As for the measurements not being much better than sizes; true, there's plenty of variation in the waist/hip/buttocks region that isn't captured by the waist-inseam label, but at least I've never found a range between "I can't button these up" and "these will fall off of me without a belt" for the same waist label. And as someone who's tall but not quite tall enough to shop at Tall Girl and such, a labelled inseam saves me having to try pants that end an inch or three above my ankle. (A decade or so ago there was a trend, justifiably disliked by the women of average height that I knew, of jeans that were designed to fit over high heels. In hindsight, I wish I'd stocked up, because those pants fit me well in loafers.)

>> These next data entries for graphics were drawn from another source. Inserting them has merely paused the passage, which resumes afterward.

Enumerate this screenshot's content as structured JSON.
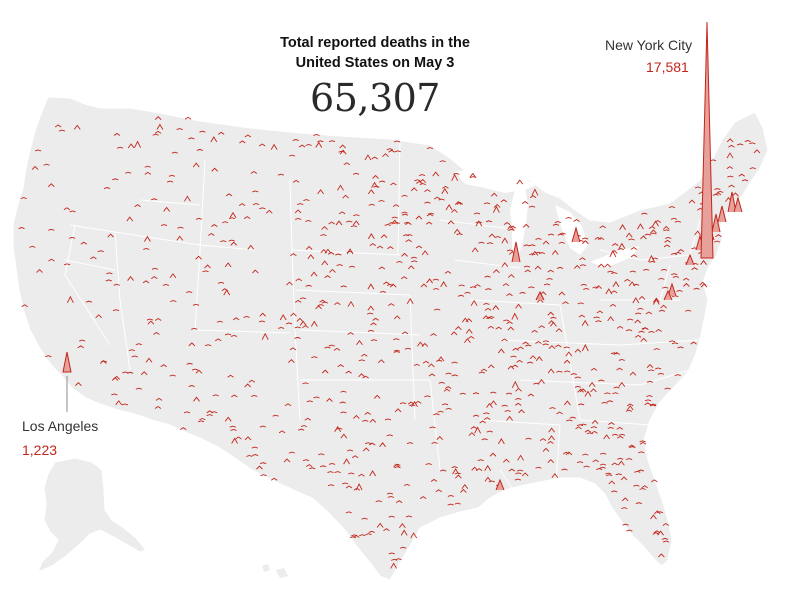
{
  "headline": {
    "title_line1": "Total reported deaths in the",
    "title_line2": "United States on May 3",
    "total": "65,307"
  },
  "callouts": [
    {
      "id": "nyc",
      "name": "New York City",
      "value": "17,581"
    },
    {
      "id": "la",
      "name": "Los Angeles",
      "value": "1,223"
    }
  ],
  "colors": {
    "land": "#ececec",
    "borders": "#ffffff",
    "spike": "#c3261b",
    "spike_fill": "#e7a09a",
    "leader": "#8c8c8c"
  },
  "spikes_shown_for": "county deaths (red markers)"
}
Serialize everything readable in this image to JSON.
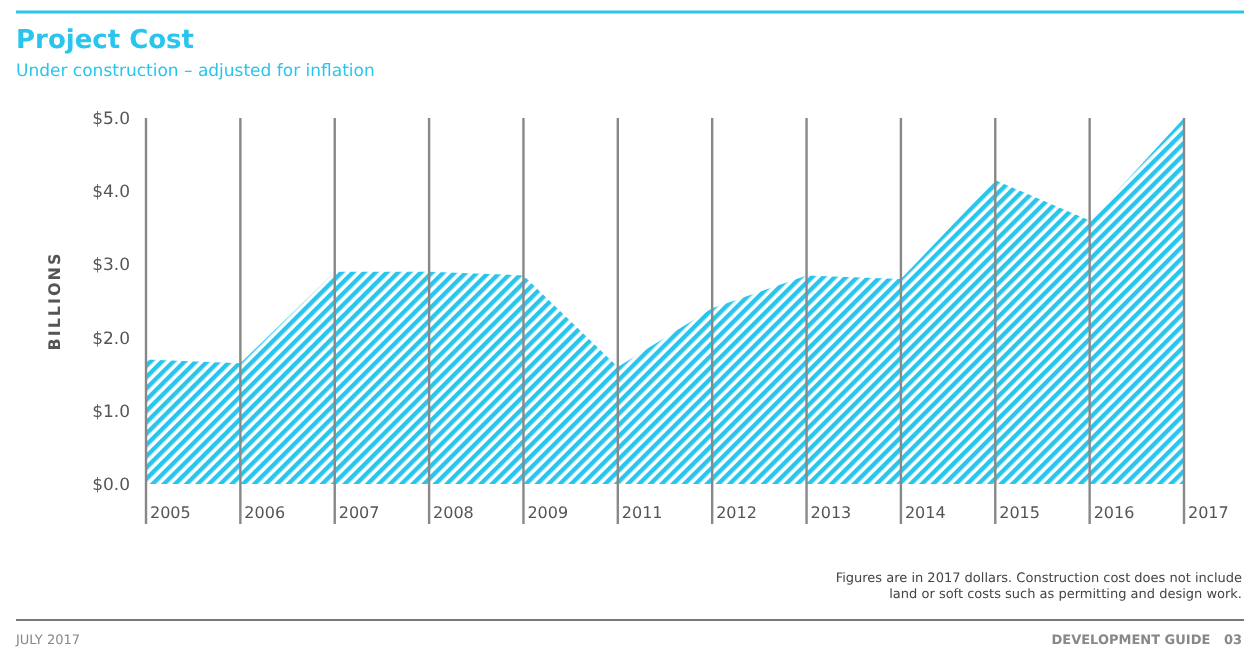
{
  "chart_data": {
    "type": "area",
    "title": "Project Cost",
    "subtitle": "Under construction – adjusted for inflation",
    "ylabel": "BILLIONS",
    "categories": [
      "2005",
      "2006",
      "2007",
      "2008",
      "2009",
      "2011",
      "2012",
      "2013",
      "2014",
      "2015",
      "2016",
      "2017"
    ],
    "values": [
      1.7,
      1.65,
      2.9,
      2.9,
      2.85,
      1.6,
      2.4,
      2.85,
      2.8,
      4.15,
      3.6,
      5.0
    ],
    "color": "#29c5ec",
    "ylim": [
      0,
      5
    ],
    "yticks": [
      {
        "value": 0,
        "label": "$0.0"
      },
      {
        "value": 1,
        "label": "$1.0"
      },
      {
        "value": 2,
        "label": "$2.0"
      },
      {
        "value": 3,
        "label": "$3.0"
      },
      {
        "value": 4,
        "label": "$4.0"
      },
      {
        "value": 5,
        "label": "$5.0"
      }
    ],
    "grid": "x",
    "annotations": [
      "Figures are in 2017 dollars. Construction cost does not include land or soft costs such as permitting and design work.",
      "JULY 2017",
      "DEVELOPMENT GUIDE   03"
    ]
  }
}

Still, I'm relying on Mark's staying in business for as long as I need clothes, because I've gotten used to being able to grab a pair off the rack and know that they'll fit and be comfortable. Maybe I'm just lucky in that Mark's happens to design pants that fit my (strange?) body type specifically, but their flyers prominently advertize that they sell pants that *actually fit human females* - something that doesn't even seem to be a consideration in other places' ads.

Phoebe said...

"Still, I'm relying on Mark's staying in business for as long as I need clothes"

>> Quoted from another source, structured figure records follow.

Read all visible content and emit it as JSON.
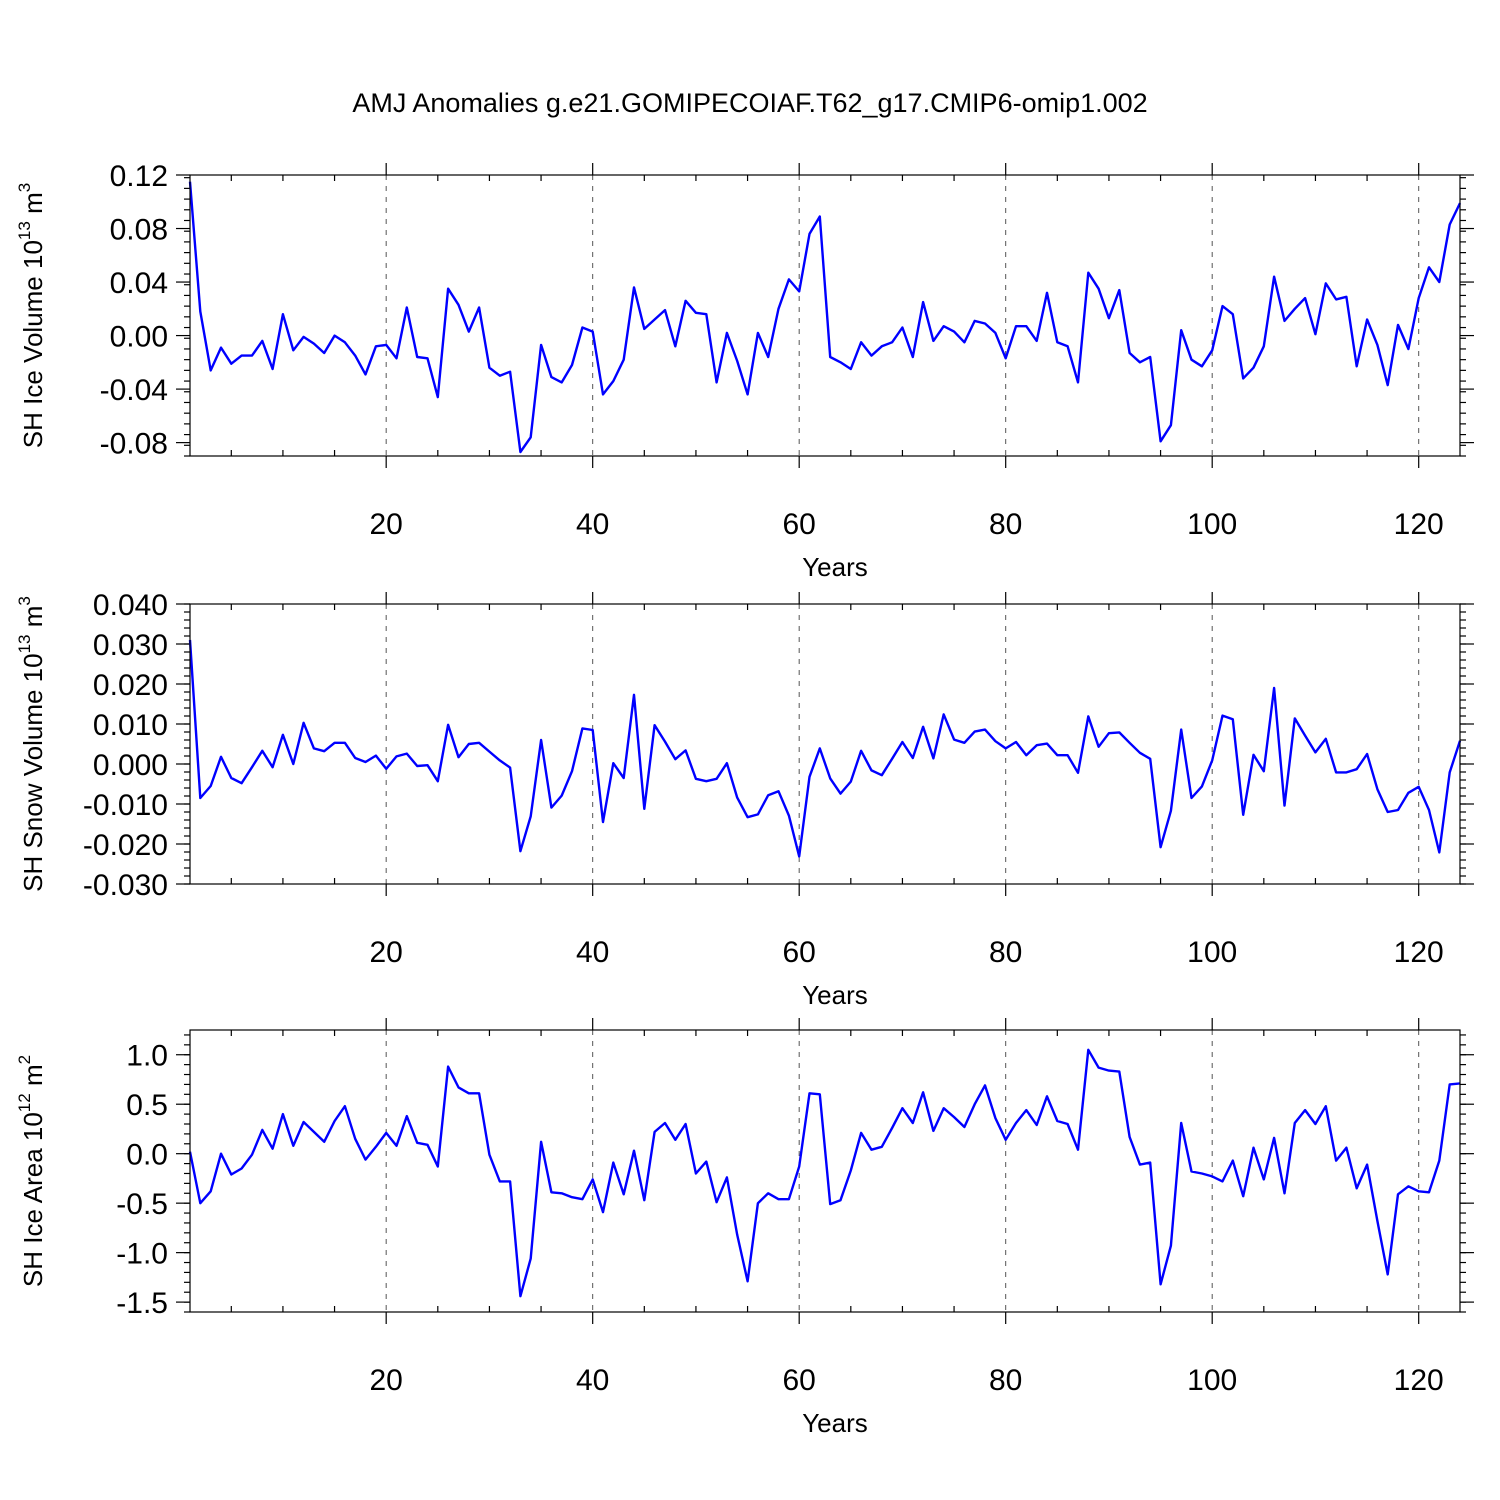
{
  "title": "AMJ Anomalies g.e21.GOMIPECOIAF.T62_g17.CMIP6-omip1.002",
  "line_color": "#0000ff",
  "chart_data": [
    {
      "type": "line",
      "ylabel": "SH Ice Volume 10",
      "ylabel_exp": "13",
      "ylabel_unit": " m",
      "ylabel_unit_exp": "3",
      "xlabel": "Years",
      "xlim": [
        1,
        124
      ],
      "ylim": [
        -0.09,
        0.12
      ],
      "xticks": [
        20,
        40,
        60,
        80,
        100,
        120
      ],
      "xtick_labels": [
        "20",
        "40",
        "60",
        "80",
        "100",
        "120"
      ],
      "yticks": [
        -0.08,
        -0.04,
        0.0,
        0.04,
        0.08,
        0.12
      ],
      "ytick_labels": [
        "-0.08",
        "-0.04",
        "0.00",
        "0.04",
        "0.08",
        "0.12"
      ],
      "grid": "vertical dashed at major x ticks",
      "series": [
        {
          "values": [
            0.115,
            0.018,
            -0.026,
            -0.009,
            -0.021,
            -0.015,
            -0.015,
            -0.004,
            -0.025,
            0.016,
            -0.011,
            -0.001,
            -0.006,
            -0.013,
            0.0,
            -0.005,
            -0.015,
            -0.029,
            -0.008,
            -0.007,
            -0.017,
            0.021,
            -0.016,
            -0.017,
            -0.046,
            0.035,
            0.023,
            0.003,
            0.021,
            -0.024,
            -0.03,
            -0.027,
            -0.087,
            -0.076,
            -0.007,
            -0.031,
            -0.035,
            -0.022,
            0.006,
            0.003,
            -0.044,
            -0.034,
            -0.018,
            0.036,
            0.005,
            0.012,
            0.019,
            -0.008,
            0.026,
            0.017,
            0.016,
            -0.035,
            0.002,
            -0.019,
            -0.044,
            0.002,
            -0.016,
            0.02,
            0.042,
            0.033,
            0.076,
            0.089,
            -0.016,
            -0.02,
            -0.025,
            -0.005,
            -0.015,
            -0.008,
            -0.005,
            0.006,
            -0.016,
            0.025,
            -0.004,
            0.007,
            0.003,
            -0.005,
            0.011,
            0.009,
            0.002,
            -0.017,
            0.007,
            0.007,
            -0.004,
            0.032,
            -0.005,
            -0.008,
            -0.035,
            0.047,
            0.035,
            0.013,
            0.034,
            -0.013,
            -0.02,
            -0.016,
            -0.079,
            -0.067,
            0.004,
            -0.018,
            -0.023,
            -0.011,
            0.022,
            0.016,
            -0.032,
            -0.024,
            -0.008,
            0.044,
            0.011,
            0.02,
            0.028,
            0.001,
            0.039,
            0.027,
            0.029,
            -0.023,
            0.012,
            -0.007,
            -0.037,
            0.008,
            -0.01,
            0.028,
            0.051,
            0.04,
            0.083,
            0.099
          ]
        }
      ]
    },
    {
      "type": "line",
      "ylabel": "SH Snow Volume 10",
      "ylabel_exp": "13",
      "ylabel_unit": " m",
      "ylabel_unit_exp": "3",
      "xlabel": "Years",
      "xlim": [
        1,
        124
      ],
      "ylim": [
        -0.03,
        0.04
      ],
      "xticks": [
        20,
        40,
        60,
        80,
        100,
        120
      ],
      "xtick_labels": [
        "20",
        "40",
        "60",
        "80",
        "100",
        "120"
      ],
      "yticks": [
        -0.03,
        -0.02,
        -0.01,
        0.0,
        0.01,
        0.02,
        0.03,
        0.04
      ],
      "ytick_labels": [
        "-0.030",
        "-0.020",
        "-0.010",
        "0.000",
        "0.010",
        "0.020",
        "0.030",
        "0.040"
      ],
      "grid": "vertical dashed at major x ticks",
      "series": [
        {
          "values": [
            0.031,
            -0.0085,
            -0.0055,
            0.0018,
            -0.0035,
            -0.0048,
            -0.0008,
            0.0033,
            -0.0008,
            0.0073,
            0.0,
            0.0103,
            0.0039,
            0.0032,
            0.0053,
            0.0053,
            0.0015,
            0.0005,
            0.0021,
            -0.0012,
            0.0019,
            0.0026,
            -0.0005,
            -0.0003,
            -0.0043,
            0.0098,
            0.0017,
            0.005,
            0.0053,
            0.0031,
            0.0009,
            -0.0009,
            -0.0218,
            -0.0131,
            0.006,
            -0.0109,
            -0.0079,
            -0.0018,
            0.0089,
            0.0085,
            -0.0145,
            0.0002,
            -0.0035,
            0.0173,
            -0.0112,
            0.0097,
            0.0056,
            0.0012,
            0.0034,
            -0.0037,
            -0.0043,
            -0.0037,
            0.0002,
            -0.0084,
            -0.0133,
            -0.0126,
            -0.0078,
            -0.0068,
            -0.0129,
            -0.0231,
            -0.0032,
            0.0039,
            -0.0036,
            -0.0074,
            -0.0044,
            0.0033,
            -0.0016,
            -0.0028,
            0.0013,
            0.0055,
            0.0015,
            0.0093,
            0.0014,
            0.0124,
            0.0061,
            0.0053,
            0.0081,
            0.0086,
            0.0057,
            0.0039,
            0.0055,
            0.0022,
            0.0047,
            0.0051,
            0.0022,
            0.0022,
            -0.0022,
            0.0119,
            0.0043,
            0.0077,
            0.0079,
            0.0053,
            0.0028,
            0.0013,
            -0.0208,
            -0.0117,
            0.0086,
            -0.0085,
            -0.0056,
            0.0009,
            0.0121,
            0.0112,
            -0.0127,
            0.0023,
            -0.0018,
            0.019,
            -0.0104,
            0.0114,
            0.0071,
            0.0029,
            0.0063,
            -0.0021,
            -0.0021,
            -0.0013,
            0.0025,
            -0.0063,
            -0.012,
            -0.0115,
            -0.0072,
            -0.0057,
            -0.0115,
            -0.0221,
            -0.0021,
            0.0058
          ]
        }
      ]
    },
    {
      "type": "line",
      "ylabel": "SH Ice Area 10",
      "ylabel_exp": "12",
      "ylabel_unit": " m",
      "ylabel_unit_exp": "2",
      "xlabel": "Years",
      "xlim": [
        1,
        124
      ],
      "ylim": [
        -1.6,
        1.25
      ],
      "xticks": [
        20,
        40,
        60,
        80,
        100,
        120
      ],
      "xtick_labels": [
        "20",
        "40",
        "60",
        "80",
        "100",
        "120"
      ],
      "yticks": [
        -1.5,
        -1.0,
        -0.5,
        0.0,
        0.5,
        1.0
      ],
      "ytick_labels": [
        "-1.5",
        "-1.0",
        "-0.5",
        "0.0",
        "0.5",
        "1.0"
      ],
      "grid": "vertical dashed at major x ticks",
      "series": [
        {
          "values": [
            0.02,
            -0.5,
            -0.38,
            0.0,
            -0.21,
            -0.15,
            -0.01,
            0.24,
            0.05,
            0.4,
            0.08,
            0.32,
            0.22,
            0.12,
            0.33,
            0.48,
            0.15,
            -0.06,
            0.07,
            0.21,
            0.08,
            0.38,
            0.11,
            0.09,
            -0.13,
            0.88,
            0.67,
            0.61,
            0.61,
            -0.01,
            -0.28,
            -0.28,
            -1.44,
            -1.06,
            0.12,
            -0.39,
            -0.4,
            -0.44,
            -0.46,
            -0.26,
            -0.59,
            -0.09,
            -0.41,
            0.03,
            -0.47,
            0.22,
            0.31,
            0.14,
            0.3,
            -0.2,
            -0.08,
            -0.49,
            -0.24,
            -0.82,
            -1.29,
            -0.5,
            -0.4,
            -0.46,
            -0.46,
            -0.13,
            0.61,
            0.6,
            -0.51,
            -0.47,
            -0.17,
            0.21,
            0.04,
            0.07,
            0.26,
            0.46,
            0.31,
            0.62,
            0.23,
            0.46,
            0.37,
            0.27,
            0.5,
            0.69,
            0.36,
            0.14,
            0.31,
            0.44,
            0.29,
            0.58,
            0.33,
            0.3,
            0.04,
            1.05,
            0.87,
            0.84,
            0.83,
            0.17,
            -0.11,
            -0.09,
            -1.32,
            -0.93,
            0.31,
            -0.18,
            -0.2,
            -0.23,
            -0.28,
            -0.07,
            -0.43,
            0.06,
            -0.26,
            0.16,
            -0.4,
            0.31,
            0.44,
            0.3,
            0.48,
            -0.07,
            0.06,
            -0.35,
            -0.11,
            -0.68,
            -1.22,
            -0.41,
            -0.33,
            -0.38,
            -0.39,
            -0.07,
            0.7,
            0.71
          ]
        }
      ]
    }
  ]
}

That's Uniqlo for me (except for their newfound everything-must-be-leggings bandwagon). If they close, I'll be back to having no idea where to shop.

fourtinefork said...

I solve this problem by not wearing pants.*

Seriously. I think I gave up on trying to get pants that fit 3 or 4 years ago, and I realized, my life is better if I just wear dresses. (Moebius Stripper's list? Spot on; way too much effort.) I don't worry about inseams. Dresses are more forgiving for my shape, and more forgiving when that shape changes.

I have fancy dresses, casual dresses, hell, I've even moved and done physical labor while wearing dresses. Cooler in the summer. In the winter I wear leggings and tights underneath and knee-high boots, and I have a long coat, so I'm as warm as anyone.

The only time I wear pants is to yoga or pilates, and then only grumpily, as all my yoga pants are either too long, or too short, or too big, or too something. The price I pay in order not to flash the world in down dog.

* Full disclosure: I own one pair of black, wide-legged linen pants and 1 pair of blue linen pants. I didn't wear either pair last summer at all.

Phoebe said...


You're not the first woman I've heard express this sentiment re: pants. And it makes sense in principle, esp. for women with a more "curvy" build. And this is totally my approach to summer - the moment the jersey-material dresses can come out, out they come. But dresses end up being not as flattering on me (in my own perhaps-inaccurate opinion) as pants. And I guess I'm more comfortable in pants? I don't know. Maybe I'm one "Mad Men"-inspired frock away from conversion.